As of 1st of April 2013 the REIT legislation of South Africa was implemented. The South African REIT structure was developed to follow international best practice. The need to convert to a REIT structure in South Africa was driven by a number of problems arising from the management structure, investor accountability, dividend pay-out policies and taxation of Property Loan Stocks and Property Unit Trusts.The South African scenario is an exceptional case, as of the top 9 global REIT markets South Africa, USA, France and the United Kingdom are the only countries that allow for conversion of listed property companies to REIT status. From these countries that allow REIT conversion South Africa is the only country that represents the developing world economies.

This research examines the impact of the Implementation and conversion of Property Loan Stock (PLS's) and Property Unitut Trust (PUT's) companies to REITS on shareholder wealth. The paper examines 32 conversion of property listed firms into REITs on the Johannesburg Stock Exchange. The research employs an event study which examines a) the announcement of the introduction of the REIT structure by the Johannesburg Stock Exchange and b) the announcement of individual firms to convert to REITs.

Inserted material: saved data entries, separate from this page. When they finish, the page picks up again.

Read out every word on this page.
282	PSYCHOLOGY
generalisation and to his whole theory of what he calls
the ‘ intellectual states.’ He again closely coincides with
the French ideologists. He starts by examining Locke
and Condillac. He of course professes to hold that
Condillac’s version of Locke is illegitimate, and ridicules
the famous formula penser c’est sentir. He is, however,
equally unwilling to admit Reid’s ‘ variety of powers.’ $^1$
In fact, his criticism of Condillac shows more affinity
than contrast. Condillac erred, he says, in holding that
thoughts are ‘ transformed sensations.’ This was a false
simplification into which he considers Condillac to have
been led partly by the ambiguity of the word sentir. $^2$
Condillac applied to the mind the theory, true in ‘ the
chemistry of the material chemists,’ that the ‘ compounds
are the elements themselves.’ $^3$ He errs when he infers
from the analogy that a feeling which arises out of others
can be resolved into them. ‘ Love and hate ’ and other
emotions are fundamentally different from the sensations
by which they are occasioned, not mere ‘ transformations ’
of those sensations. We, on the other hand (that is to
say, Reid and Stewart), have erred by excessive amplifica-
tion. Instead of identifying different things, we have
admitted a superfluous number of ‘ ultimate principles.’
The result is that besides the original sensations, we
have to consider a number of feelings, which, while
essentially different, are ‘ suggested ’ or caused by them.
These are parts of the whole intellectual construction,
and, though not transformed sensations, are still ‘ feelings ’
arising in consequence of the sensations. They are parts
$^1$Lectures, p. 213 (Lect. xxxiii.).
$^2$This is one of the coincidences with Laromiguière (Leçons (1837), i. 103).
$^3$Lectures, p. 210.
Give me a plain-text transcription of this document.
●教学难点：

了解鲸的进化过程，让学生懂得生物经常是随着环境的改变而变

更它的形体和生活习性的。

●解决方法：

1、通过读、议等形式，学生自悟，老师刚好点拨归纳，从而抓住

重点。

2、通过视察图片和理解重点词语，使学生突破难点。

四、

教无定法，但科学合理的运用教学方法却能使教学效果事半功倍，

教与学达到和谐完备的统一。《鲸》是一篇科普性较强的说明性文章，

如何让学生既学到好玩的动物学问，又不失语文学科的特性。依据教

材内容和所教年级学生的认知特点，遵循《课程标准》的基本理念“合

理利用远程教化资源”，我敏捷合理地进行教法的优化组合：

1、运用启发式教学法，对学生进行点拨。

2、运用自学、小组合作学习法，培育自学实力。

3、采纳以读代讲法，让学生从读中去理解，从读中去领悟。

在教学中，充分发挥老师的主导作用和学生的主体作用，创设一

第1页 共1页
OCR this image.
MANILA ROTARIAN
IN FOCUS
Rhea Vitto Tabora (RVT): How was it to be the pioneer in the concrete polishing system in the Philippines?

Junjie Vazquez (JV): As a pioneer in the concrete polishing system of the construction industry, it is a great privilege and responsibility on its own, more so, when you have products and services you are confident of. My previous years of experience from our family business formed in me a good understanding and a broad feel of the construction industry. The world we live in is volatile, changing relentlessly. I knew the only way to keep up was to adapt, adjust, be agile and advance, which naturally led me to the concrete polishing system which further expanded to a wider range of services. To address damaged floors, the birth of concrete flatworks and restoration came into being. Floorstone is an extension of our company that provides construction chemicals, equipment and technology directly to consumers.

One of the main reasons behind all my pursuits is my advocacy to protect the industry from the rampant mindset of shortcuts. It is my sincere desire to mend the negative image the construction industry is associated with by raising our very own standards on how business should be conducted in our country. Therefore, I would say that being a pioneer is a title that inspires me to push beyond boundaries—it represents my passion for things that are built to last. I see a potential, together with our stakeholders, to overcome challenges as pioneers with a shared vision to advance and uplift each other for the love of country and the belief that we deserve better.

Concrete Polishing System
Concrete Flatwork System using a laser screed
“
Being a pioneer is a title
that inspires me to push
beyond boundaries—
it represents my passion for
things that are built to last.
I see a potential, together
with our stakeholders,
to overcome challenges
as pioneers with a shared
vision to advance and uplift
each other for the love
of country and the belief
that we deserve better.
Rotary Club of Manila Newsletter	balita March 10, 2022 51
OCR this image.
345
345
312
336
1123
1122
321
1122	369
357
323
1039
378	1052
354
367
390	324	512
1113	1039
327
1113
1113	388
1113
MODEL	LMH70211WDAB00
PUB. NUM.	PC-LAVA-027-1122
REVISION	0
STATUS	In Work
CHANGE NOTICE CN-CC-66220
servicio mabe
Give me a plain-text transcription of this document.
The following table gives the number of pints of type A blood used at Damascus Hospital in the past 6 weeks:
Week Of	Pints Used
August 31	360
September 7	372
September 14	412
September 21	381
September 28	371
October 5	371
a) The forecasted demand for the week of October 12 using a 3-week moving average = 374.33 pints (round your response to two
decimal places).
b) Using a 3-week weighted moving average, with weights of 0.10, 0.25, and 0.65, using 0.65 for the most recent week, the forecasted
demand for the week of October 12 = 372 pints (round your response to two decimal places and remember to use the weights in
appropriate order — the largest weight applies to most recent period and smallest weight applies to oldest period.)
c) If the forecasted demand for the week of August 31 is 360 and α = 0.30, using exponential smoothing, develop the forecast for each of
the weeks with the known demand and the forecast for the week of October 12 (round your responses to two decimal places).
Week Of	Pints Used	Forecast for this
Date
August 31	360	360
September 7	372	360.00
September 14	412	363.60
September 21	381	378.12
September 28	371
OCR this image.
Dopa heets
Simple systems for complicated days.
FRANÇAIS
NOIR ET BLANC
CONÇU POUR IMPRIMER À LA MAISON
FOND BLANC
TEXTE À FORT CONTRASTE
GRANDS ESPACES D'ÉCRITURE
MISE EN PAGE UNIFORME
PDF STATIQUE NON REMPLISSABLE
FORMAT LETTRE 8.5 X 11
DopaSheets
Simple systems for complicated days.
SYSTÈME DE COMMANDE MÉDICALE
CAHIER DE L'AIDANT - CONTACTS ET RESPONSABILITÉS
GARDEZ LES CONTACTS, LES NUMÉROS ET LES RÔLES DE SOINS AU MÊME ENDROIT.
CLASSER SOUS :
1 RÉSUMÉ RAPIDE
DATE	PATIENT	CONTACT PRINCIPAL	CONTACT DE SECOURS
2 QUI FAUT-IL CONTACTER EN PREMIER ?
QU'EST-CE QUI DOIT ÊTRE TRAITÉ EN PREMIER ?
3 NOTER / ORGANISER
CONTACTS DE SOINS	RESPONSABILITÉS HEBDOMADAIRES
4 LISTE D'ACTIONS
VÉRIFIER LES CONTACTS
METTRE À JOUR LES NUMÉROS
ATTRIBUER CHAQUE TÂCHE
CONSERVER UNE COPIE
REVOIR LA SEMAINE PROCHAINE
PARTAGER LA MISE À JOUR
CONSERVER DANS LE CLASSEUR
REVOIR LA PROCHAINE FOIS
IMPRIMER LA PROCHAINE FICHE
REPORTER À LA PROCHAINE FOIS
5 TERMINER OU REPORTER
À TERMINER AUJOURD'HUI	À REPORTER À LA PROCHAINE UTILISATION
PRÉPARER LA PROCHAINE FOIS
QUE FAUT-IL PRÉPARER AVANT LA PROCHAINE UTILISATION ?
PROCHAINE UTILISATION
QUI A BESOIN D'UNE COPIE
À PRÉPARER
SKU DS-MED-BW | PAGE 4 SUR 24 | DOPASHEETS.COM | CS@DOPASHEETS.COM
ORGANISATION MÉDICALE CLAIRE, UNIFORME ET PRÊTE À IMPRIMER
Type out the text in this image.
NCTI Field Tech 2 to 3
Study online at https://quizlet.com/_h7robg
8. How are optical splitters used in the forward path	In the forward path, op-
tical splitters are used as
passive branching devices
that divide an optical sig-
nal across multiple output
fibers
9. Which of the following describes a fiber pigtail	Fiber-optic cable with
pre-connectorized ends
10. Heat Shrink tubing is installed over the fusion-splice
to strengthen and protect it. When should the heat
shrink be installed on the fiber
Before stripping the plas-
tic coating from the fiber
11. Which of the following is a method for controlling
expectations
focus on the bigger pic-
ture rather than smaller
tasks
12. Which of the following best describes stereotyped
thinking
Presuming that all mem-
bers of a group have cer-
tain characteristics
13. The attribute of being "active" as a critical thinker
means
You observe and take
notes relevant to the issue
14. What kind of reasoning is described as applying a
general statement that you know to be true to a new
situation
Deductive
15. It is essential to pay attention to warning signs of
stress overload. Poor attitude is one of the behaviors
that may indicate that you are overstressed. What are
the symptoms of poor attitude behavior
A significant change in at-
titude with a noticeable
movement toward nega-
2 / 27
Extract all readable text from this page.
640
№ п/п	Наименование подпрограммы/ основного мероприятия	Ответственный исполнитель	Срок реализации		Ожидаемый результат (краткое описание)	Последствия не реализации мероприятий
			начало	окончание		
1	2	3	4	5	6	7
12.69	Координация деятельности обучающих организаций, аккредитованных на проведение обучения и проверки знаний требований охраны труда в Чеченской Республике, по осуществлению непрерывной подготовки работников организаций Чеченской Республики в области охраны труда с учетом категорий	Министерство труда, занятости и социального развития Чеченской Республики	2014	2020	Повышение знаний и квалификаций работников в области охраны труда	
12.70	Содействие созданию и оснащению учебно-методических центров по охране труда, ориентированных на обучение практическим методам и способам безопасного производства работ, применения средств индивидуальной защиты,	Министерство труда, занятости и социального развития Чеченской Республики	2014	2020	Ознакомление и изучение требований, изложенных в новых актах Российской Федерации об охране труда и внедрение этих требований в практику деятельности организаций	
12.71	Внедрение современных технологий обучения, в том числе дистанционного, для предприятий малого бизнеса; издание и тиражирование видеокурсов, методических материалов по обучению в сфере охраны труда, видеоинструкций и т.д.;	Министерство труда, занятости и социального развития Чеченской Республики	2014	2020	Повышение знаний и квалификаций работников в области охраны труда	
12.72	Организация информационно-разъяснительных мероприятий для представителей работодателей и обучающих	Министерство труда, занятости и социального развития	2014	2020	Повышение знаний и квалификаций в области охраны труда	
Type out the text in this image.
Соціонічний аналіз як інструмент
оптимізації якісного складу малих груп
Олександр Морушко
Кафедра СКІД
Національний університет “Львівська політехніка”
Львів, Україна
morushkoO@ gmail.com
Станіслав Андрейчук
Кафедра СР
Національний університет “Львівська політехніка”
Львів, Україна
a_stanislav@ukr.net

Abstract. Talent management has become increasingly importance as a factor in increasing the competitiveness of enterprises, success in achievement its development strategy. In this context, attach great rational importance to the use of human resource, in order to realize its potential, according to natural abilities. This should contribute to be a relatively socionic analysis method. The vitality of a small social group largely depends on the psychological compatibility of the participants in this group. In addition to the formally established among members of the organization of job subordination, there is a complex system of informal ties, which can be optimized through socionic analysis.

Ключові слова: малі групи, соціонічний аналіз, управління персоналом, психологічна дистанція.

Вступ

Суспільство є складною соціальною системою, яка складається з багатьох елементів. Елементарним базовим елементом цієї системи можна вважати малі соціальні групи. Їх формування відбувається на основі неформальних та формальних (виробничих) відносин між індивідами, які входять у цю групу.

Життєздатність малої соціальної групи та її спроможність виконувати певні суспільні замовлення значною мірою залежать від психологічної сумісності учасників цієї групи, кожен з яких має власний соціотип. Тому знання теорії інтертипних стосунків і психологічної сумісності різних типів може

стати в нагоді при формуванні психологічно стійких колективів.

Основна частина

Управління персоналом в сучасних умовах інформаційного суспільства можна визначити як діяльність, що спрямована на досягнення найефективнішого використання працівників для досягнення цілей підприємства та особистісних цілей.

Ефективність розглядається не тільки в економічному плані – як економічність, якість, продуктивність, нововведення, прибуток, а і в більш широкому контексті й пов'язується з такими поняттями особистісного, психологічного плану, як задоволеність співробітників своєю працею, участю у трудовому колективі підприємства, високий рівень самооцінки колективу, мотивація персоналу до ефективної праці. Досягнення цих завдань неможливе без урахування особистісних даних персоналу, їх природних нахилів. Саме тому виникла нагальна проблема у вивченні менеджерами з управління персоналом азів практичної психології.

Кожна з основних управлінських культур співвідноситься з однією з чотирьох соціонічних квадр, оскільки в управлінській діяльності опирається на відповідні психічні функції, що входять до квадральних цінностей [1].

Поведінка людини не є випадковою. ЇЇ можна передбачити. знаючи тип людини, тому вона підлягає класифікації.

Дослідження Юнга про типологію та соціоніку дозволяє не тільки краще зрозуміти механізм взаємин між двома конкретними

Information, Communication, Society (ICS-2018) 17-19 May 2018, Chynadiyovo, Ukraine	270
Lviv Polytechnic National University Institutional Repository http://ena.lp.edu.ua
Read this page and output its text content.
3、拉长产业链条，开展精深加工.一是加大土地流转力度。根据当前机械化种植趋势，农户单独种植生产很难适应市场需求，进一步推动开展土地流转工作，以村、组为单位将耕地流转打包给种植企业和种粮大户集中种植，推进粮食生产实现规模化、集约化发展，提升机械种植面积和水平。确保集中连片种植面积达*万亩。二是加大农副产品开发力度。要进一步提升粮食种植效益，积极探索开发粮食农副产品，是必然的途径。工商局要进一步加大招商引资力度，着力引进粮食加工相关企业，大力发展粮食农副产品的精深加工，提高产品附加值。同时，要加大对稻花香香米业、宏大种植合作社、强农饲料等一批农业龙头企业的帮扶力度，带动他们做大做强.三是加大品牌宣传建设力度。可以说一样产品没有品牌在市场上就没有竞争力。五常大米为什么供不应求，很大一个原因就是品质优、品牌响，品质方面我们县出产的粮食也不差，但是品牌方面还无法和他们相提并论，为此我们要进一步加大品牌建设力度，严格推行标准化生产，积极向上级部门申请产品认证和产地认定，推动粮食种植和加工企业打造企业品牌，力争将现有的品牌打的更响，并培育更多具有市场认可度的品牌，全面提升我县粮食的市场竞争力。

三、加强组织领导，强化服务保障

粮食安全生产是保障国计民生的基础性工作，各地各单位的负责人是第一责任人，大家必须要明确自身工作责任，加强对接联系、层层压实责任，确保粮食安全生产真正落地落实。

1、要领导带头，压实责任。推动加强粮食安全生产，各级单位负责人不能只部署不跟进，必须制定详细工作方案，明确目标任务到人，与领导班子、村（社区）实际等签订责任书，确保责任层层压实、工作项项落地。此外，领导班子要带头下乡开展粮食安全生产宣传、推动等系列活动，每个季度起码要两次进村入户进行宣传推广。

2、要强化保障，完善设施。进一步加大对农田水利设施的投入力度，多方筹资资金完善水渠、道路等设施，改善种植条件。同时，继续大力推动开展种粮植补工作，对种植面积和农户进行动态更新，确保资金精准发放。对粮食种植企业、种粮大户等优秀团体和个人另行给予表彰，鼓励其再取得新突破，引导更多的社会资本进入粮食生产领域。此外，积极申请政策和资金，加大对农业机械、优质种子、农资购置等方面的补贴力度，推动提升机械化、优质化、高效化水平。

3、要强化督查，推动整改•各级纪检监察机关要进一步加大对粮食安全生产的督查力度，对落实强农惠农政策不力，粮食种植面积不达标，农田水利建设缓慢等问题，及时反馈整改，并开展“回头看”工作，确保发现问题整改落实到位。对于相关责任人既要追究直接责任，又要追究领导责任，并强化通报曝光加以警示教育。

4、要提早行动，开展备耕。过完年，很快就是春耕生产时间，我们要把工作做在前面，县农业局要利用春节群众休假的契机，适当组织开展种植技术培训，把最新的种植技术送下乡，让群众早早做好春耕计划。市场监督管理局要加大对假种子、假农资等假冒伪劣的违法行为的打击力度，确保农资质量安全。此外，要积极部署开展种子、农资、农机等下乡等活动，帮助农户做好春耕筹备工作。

This research is important as it will provide information on the impact of legislative changes to the South African Property Stocks industry. The introduction of new legislation changed the regulation of property stocks. The new REIT structure effectively changed the operating requirements of property stocks. It is therefore important to assess the link between the elimination of income tax and the increase of dividend pay-out requirements in relation to the change in shareholder wealth.